Cyanobacteria (blue-green algae) is actually a bacteria, not algae — slimy sheets that smell earthy and pull off in mats. Caused by low flow, low nitrate, and accumulated organics. Fix flow, deep-clean substrate, blackout for 3 days, and erythromycin (chemiclean/UltraLife) treats persistent cases.

Will algae go away if I dim the lights?

Reducing photoperiod (not necessarily intensity) helps most algae types. Dropping from 10 hours to 6 hours often shifts the balance back toward plants. Total blackouts (3 full days lights-off, tank covered) wipe out cyanobacteria and most green water.

What fish or invertebrates help control algae?

Amano shrimp eat hair, fuzz, and BBA. Otocinclus eat diatoms and soft green film. Siamese algae eaters eat almost everything including BBA. Nerite snails eat GSA and biofilm. Avoid plecos as algae solutions — most species outgrow it and add huge bioloads.
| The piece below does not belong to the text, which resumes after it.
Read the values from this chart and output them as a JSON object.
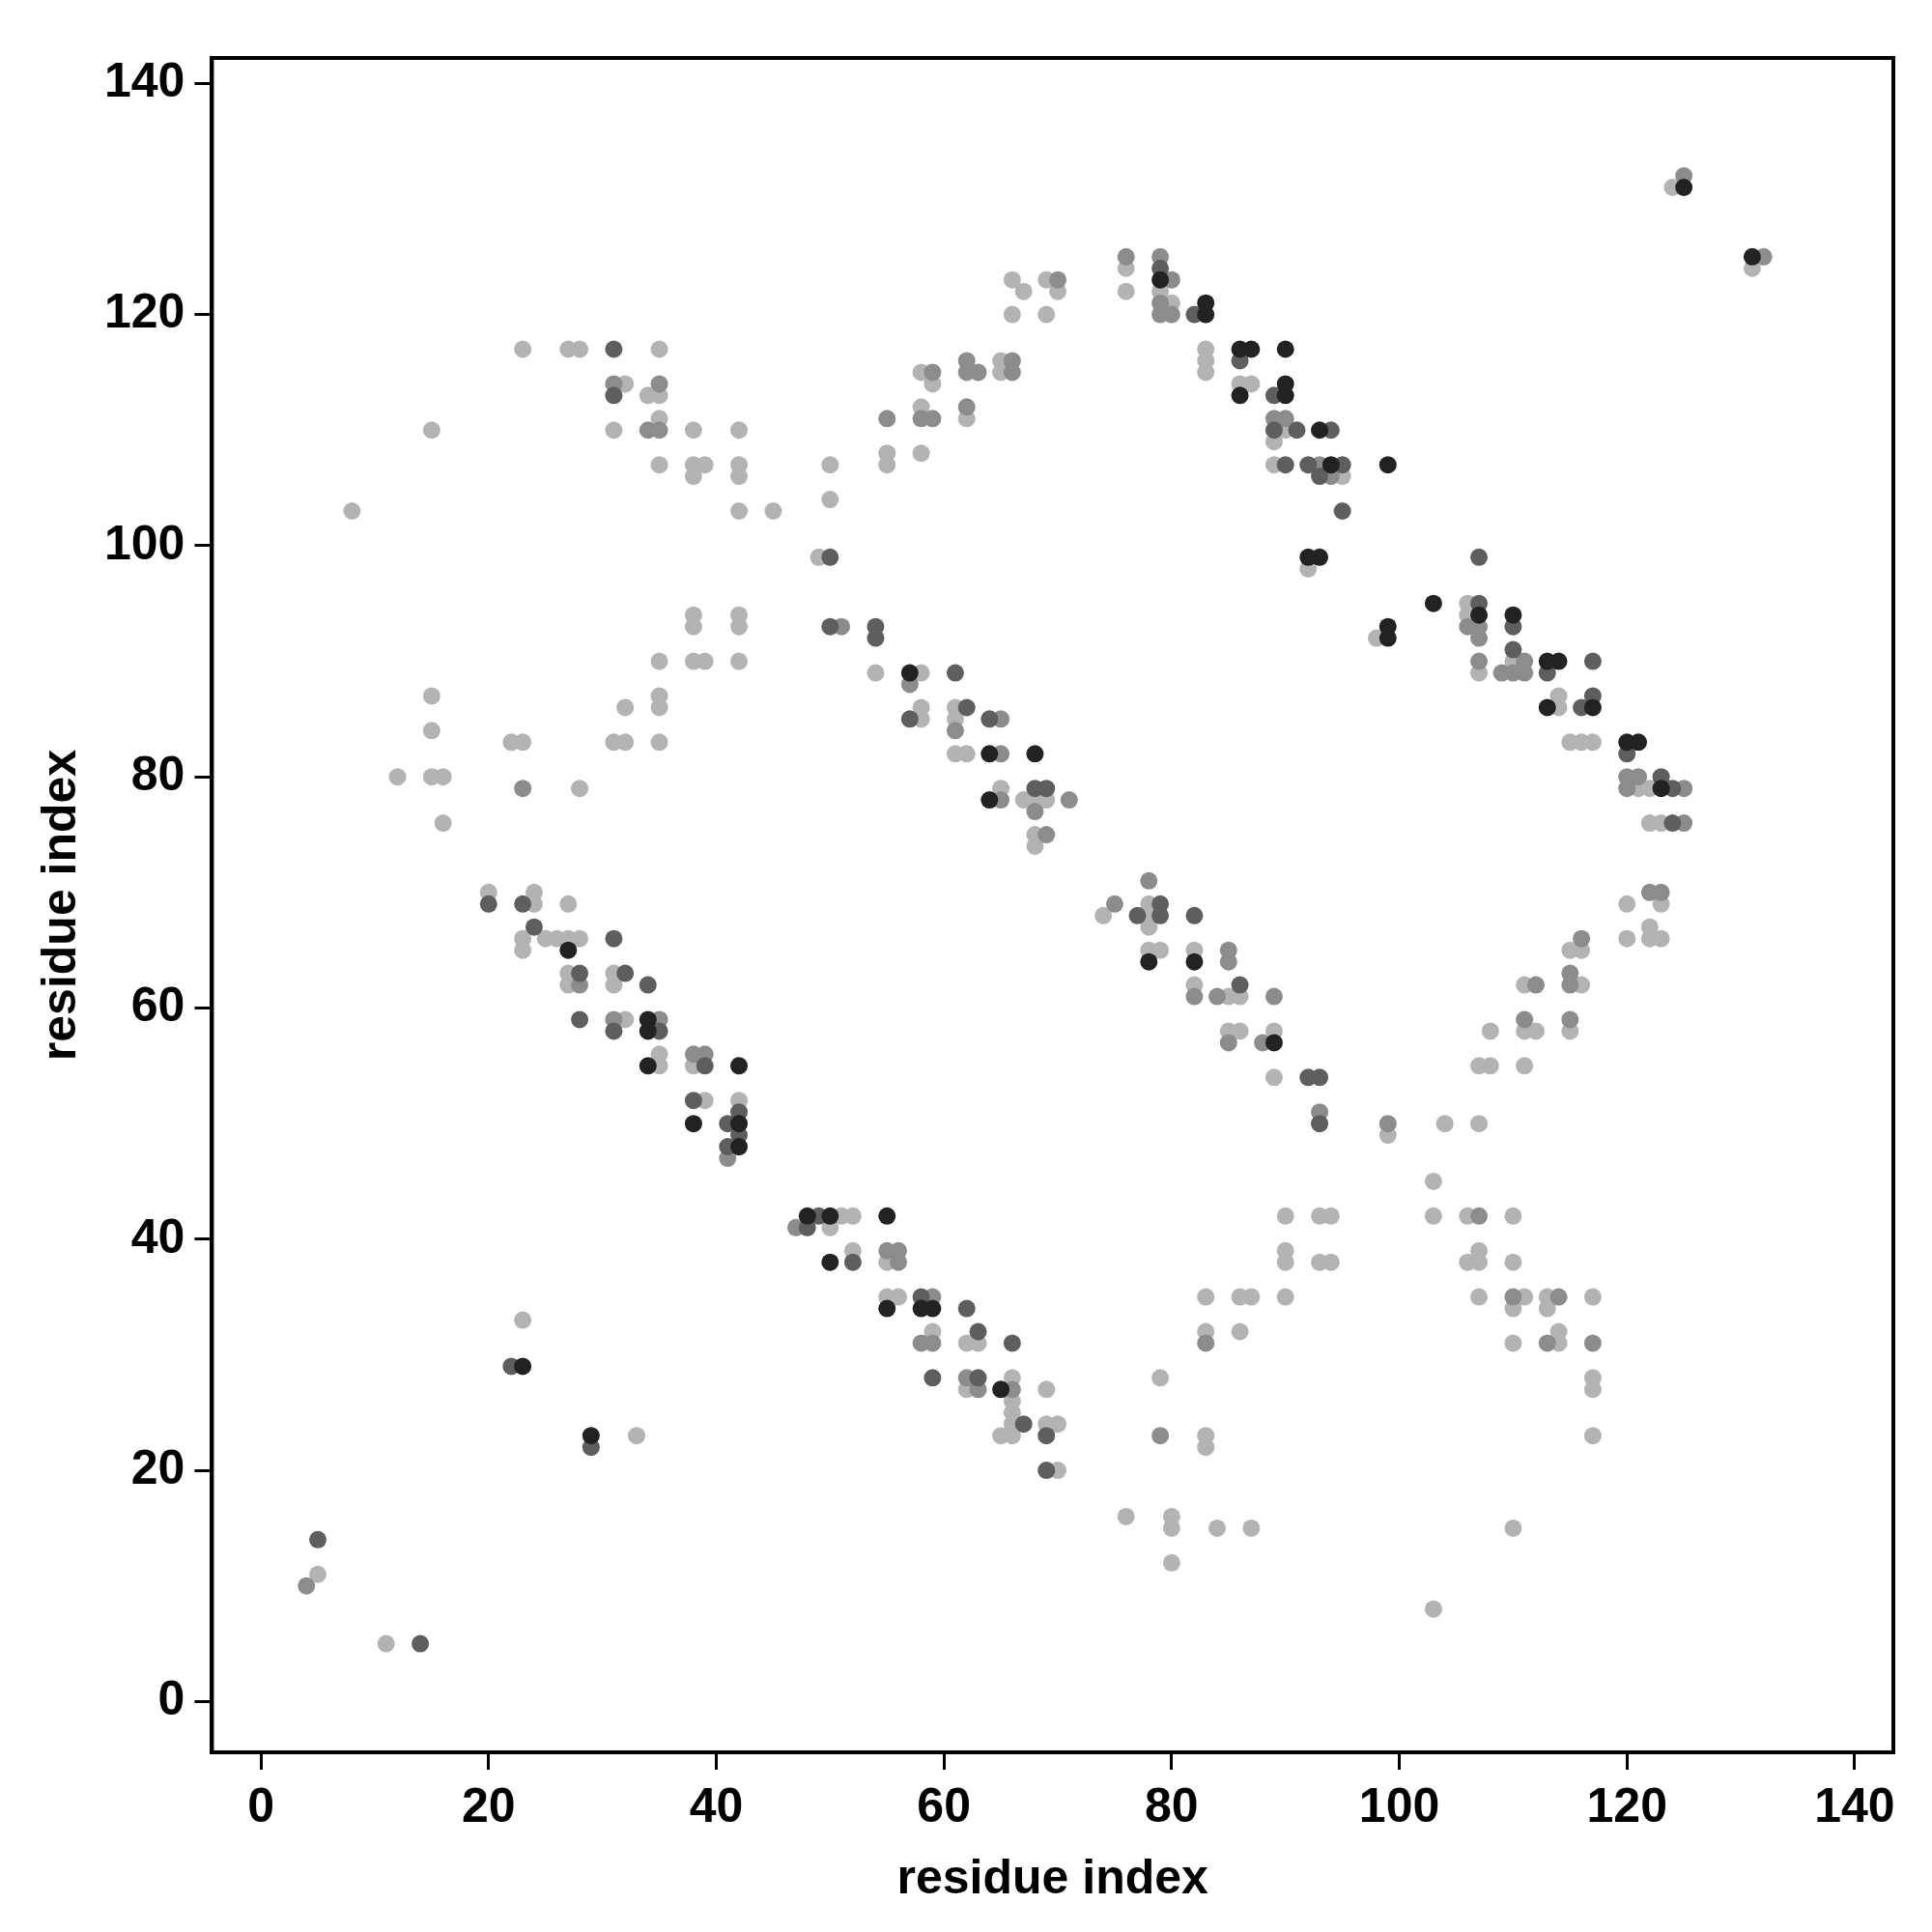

Are amano shrimp better than otocinclus for algae?

They eat different things, so they're complementary. Amanos are aggressive eaters of hair algae, BBA, and leftover food. Otocinclus specialize in diatoms and green film on plant leaves. Most planted-tank keepers run both.

How do I prevent algae in a freshwater tank long-term?

Plant heavily from day one, keep nutrient levels stable (not necessarily low), maintain a consistent photoperiod under 8 hours, change water weekly, and clean the glass on a schedule. Algae thrives on imbalance — the more stable the tank, the less algae you fight.

How do I trim and prune aquarium plants?

Stem plants: cut just above a node and replant the cut top, leaving the rooted portion to regrow. Carpet plants: trim the top half with sharp scissors to encourage horizontal spread. Anubias and ferns: cut old leaves at the rhizome. Trim before plants outgrow their spot, not after.